Now, there's a bigger picture here:
I intentionally used this very common analogy of a stack of trays in a cafeteria.
Well, because the memory we've been using for local variables, and for functions, storage space is what computer scientists generally call the stack.
It turns out that slightly before the stack, slightly before this conceptual chunk of memory, there's other things called environment variables that we may see over time but elsewhere in memory are other things.
Text is where the zeros and ones that compose your actually stored. So when you compile a program called A.out, or skittles or whatever, and you double-click that program, or in our command line environment, run it with dot slash(./) skittles, that program is loaded into memory just like Microsoft Word or whatever would be on your own computer.
Where is it put in memory? Conceptually, it's put at the top of my chunk of RAM, below it, goes initialized and uninitialized data -- this is a fancy way of saying global variables come next -- and below that, comes what's called the heap.

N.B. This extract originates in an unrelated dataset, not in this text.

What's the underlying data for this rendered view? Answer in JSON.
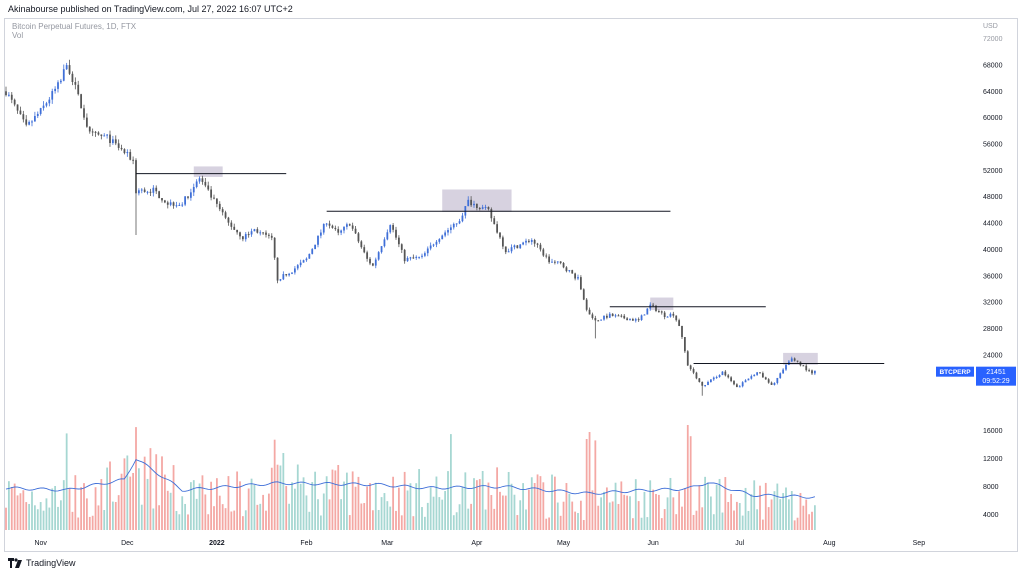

So before long(不久之后), we'll see, especially for problems , that we can't allocate an int every time we want to store something, because what if we want to store 140,000 English words. Right. We're not going to have 140,000 variables in my program. I need access to more memory, and I need it fast. Well, there's a chunk of memory called the heap that you can grab as much memory as you want so long as it exists for your program.
But there's kind of a problem here. And this picture kind of makes clear that we're headed for disaster.
There's only a finite amount of memory. And very deliberately has that memory been laid out as such.
So what's the problem? We're probably going to run into very soon. Right, stack.
stack, stack, stack. You're calling functions, functions, functions, but you're allocating heap, heap, heap memory for your words.
Eventually, stack and heap will collide(冲突).
And one of the ways you can make a program crash, intentionally or not, is to essentially use up too much memory or call too many functions and what happens is, bam(崩掉), one hits the other and bad things happen.